VE BİL-KADER-İ HAYRİHİ VE ŞERRİHİ MİNALLAHİ TEÂLÂ: Dahî hayr ve şer, olmuş ve olacak şeylerin cümlesi, Allahü azîm-üş-şânın takdîriyle, ya’nî ezelde bilmesi ve dilemesi ve vaktleri gelince yaratması ile ve levh-il mahfûza yazmasiyle olduğuna inandım, îmân eyledim. Kalbimde, aslâ şek ve şübhe yokdur.

Eşhedü en lâ ilâhe illallah ve eşhedü enne Muhammeden abdühü ve resûlüh.

Ve dahî, i’tikâdda [ya’nî inanılacak şeylerde] mezhebim, (Ehl-i sünnet ve cemâ’at) mezhebidir. Ben bu mezhebdenim. Diğer yetmişiki fırkanın inançları yanlışdır, bozukdur. Cehenneme gideceklerdir.

[Eshâb-ı kirâmın “aleyhimürrıdvân” hepsini sevenlere (Ehl-i sünnet) denir. Eshâb-ı kirâmın hepsi âlim ve âdil idi. İnsanların efendisinin “sallallahü aleyhi ve sellem” sohbetinde, hizmetinde bulunmuşlar ve Ona yardımcı olmuşlardır. En az sohbetde bulunanı bile, Eshâb-ı kirâmdan olmıyan en yüksek Velîden dahâ yüksekdir. O islâm güneşinin, O Allahü teâlânın habîbinin bir soh-

-182-

betinde, bir teveccühünde hâsıl olan hâller, o mubârek nefesleri ve nazarları te’sîri ile zuhûr eden kemâller, o huzûra, o yakınlık se’âdetine kavuşamıyanlara nasîb olmamışdır. Eshâb-ı kirâmın hepsi “rıdvânullahi teâlâ aleyhim ecma’în” dahâ ilk sohbetde, nefslerine uymakdan kurtulmuşlardır. Hepsini sevmekle emr olunduk. (Şir’atül İslâm) şerhinin ilk sahîfelerinde: (Eshâb-ı kirâmın “aleyhimürrıdvân” hepsinin hakkında, mümkin olduğu kadar, iyi söyleyiniz, onların hiç birine sakın dil uzatmayınız) diye yazıyor. Yetmişiki fırkaya gelince: Kimi ifrâta vararak, taşkınlık yapdı, kimi tefrîte düşerek haklarını vermedi, kimi akla güvendi, kimi felsefeye ve eski yunan felsefecilerine aldandı. Böylece dîn-i islâmda olmıyan, hattâ yasak olan şeyleri yapdılar. Bid’ate sarıldılar. Sünneti, ya’nî islâmiyyeti bırakdılar. Ebû Bekr-i Sıddîk, Hazret-i Ömer “radıyallahü anhümâ” gibi, Eshâb-ı kirâmın “aleyhimürrıdvân” icmâ’ ile en üstünü olanlarını, hattâ Peygamber efendimizi “aleyhisselâm” çekemiyenler zuhûr etdi. Peygamber efendimizin mi’râca, cesedi ve rûhu birlikde olarak götürüldüğünü inkâr edenler türedi.
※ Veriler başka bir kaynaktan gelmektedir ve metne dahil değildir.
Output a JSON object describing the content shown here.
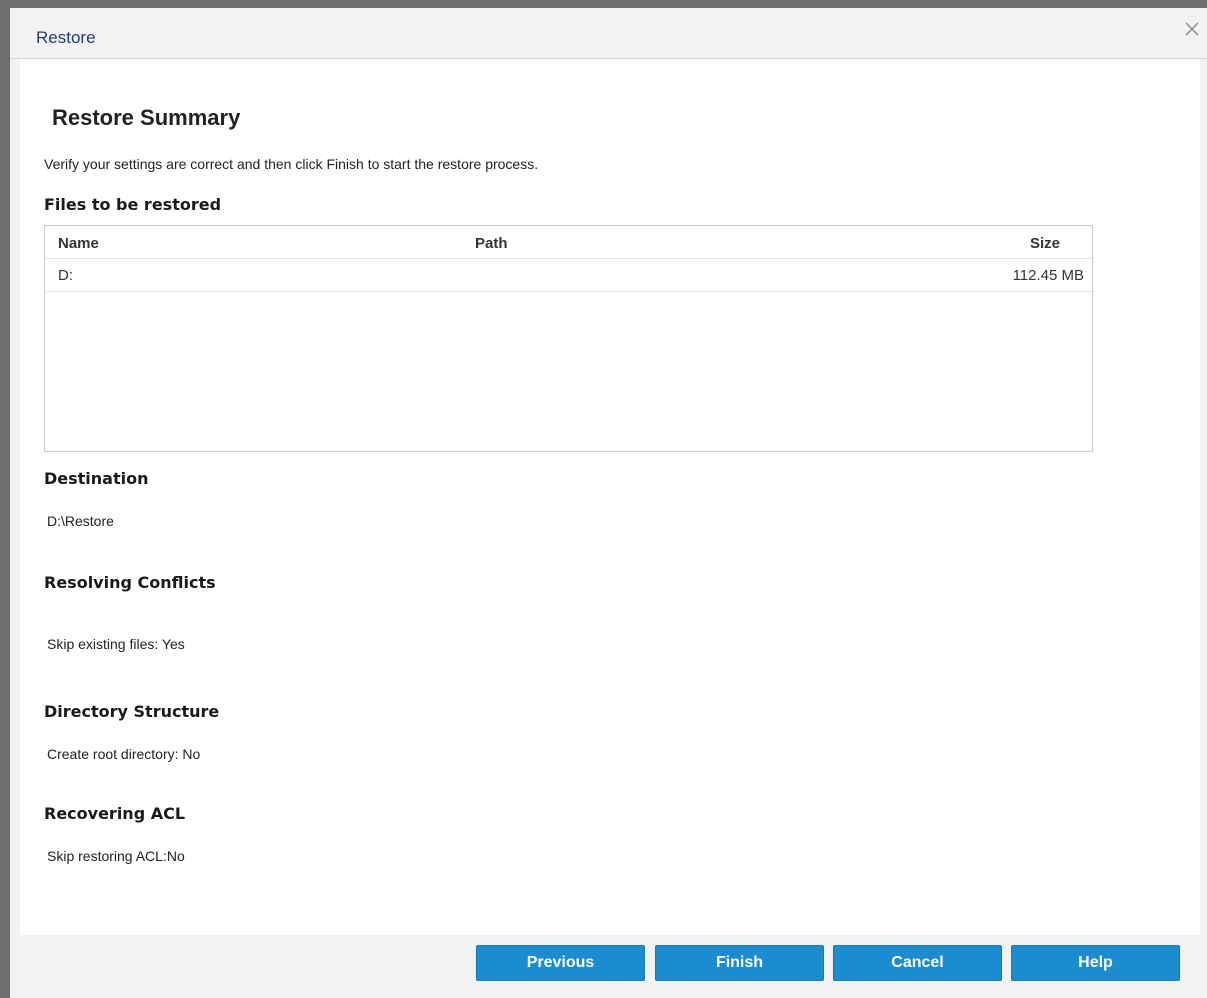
{
  "dialog": {
    "title": "Restore",
    "close_icon": "close-icon"
  },
  "summary": {
    "heading": "Restore Summary",
    "intro": "Verify your settings are correct and then click Finish to start the restore process."
  },
  "files": {
    "heading": "Files to be restored",
    "columns": [
      "Name",
      "Path",
      "Size"
    ],
    "rows": [
      {
        "name": "D:",
        "path": "",
        "size": "112.45 MB"
      }
    ]
  },
  "destination": {
    "heading": "Destination",
    "value": "D:\\Restore"
  },
  "conflicts": {
    "heading": "Resolving Conflicts",
    "value": "Skip existing files: Yes"
  },
  "directory": {
    "heading": "Directory Structure",
    "value": "Create root directory: No"
  },
  "acl": {
    "heading": "Recovering ACL",
    "value": "Skip restoring ACL:No"
  },
  "buttons": {
    "previous": "Previous",
    "finish": "Finish",
    "cancel": "Cancel",
    "help": "Help"
  },
  "colors": {
    "button": "#1a8ccf",
    "title": "#1f3f7a"
  }
}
Çok şaşılır ki, zemânımızda da islâm âlimi olarak tanınan, fekat yetmişiki fırkanın en zararlısı (İsmâ’îliyye) ağzı ile konuşan zevallılar görülmekdedir. Peygamber efendimizin “aleyhisselâm” annelerinin ve babalarının kâfir olduğunu ve Peygamber efendimizin “aleyhisselâm” nübüvveti teblîgden önce putlara kurban kesdiğini söyleyerek, vesîka olarak da ba’zı şî’î kitâblarını göstererek ve bunlar gibi nice yıkıcı yazılarla temiz gençleri aldatmağa, zehrlemeğe çalışmakdadırlar. Böylece bozguncuların maksadı; islâm dînini baltalamak, gençlerin îmânını çalmak, onlara küfrü bulaşdırmak olduğu açıkça anlaşılmakdadır. Hadîs-i şerîfde: (Kur’ân-ı kerîme kendi aklı ile ma’nâ veren kâfir olur), buyuruldu. Din âlimleri edebli idi. Dikkatli konuşurlardı ve yazarlardı. Yanlış bir şey söylemiyeyim diye, çok düşünürlerdi. Ulu orta konuşmak, islâmiyyeti (Edille-i şer’ıyye)den, ya’nî dört ana kaynakdan alarak değil de, kendi yanlış görüşleri ile ve bozuk düşünceleri ile anlatmağa kalkışmak, değil bir islâm âliminin, herhangi bir müslimânın bile yapacağı şey değildir. Peygamberimizin “sallallahü teâlâ aleyhi ve sellem” ve Eshâb-ı kirâmın “rıdvânullahi teâlâ aleyhim ecma’în” büyüklüğünü anlamayan câhillerin, i’tikâdı zedeliyen yıkıcı sözlerini ve yazılarını öldürücü zehr bilmeliyiz.

Fârisî mısra’ tercemesi:

Îmânıma saldıracaklarından söğüt yaprağı gibi titriyorum.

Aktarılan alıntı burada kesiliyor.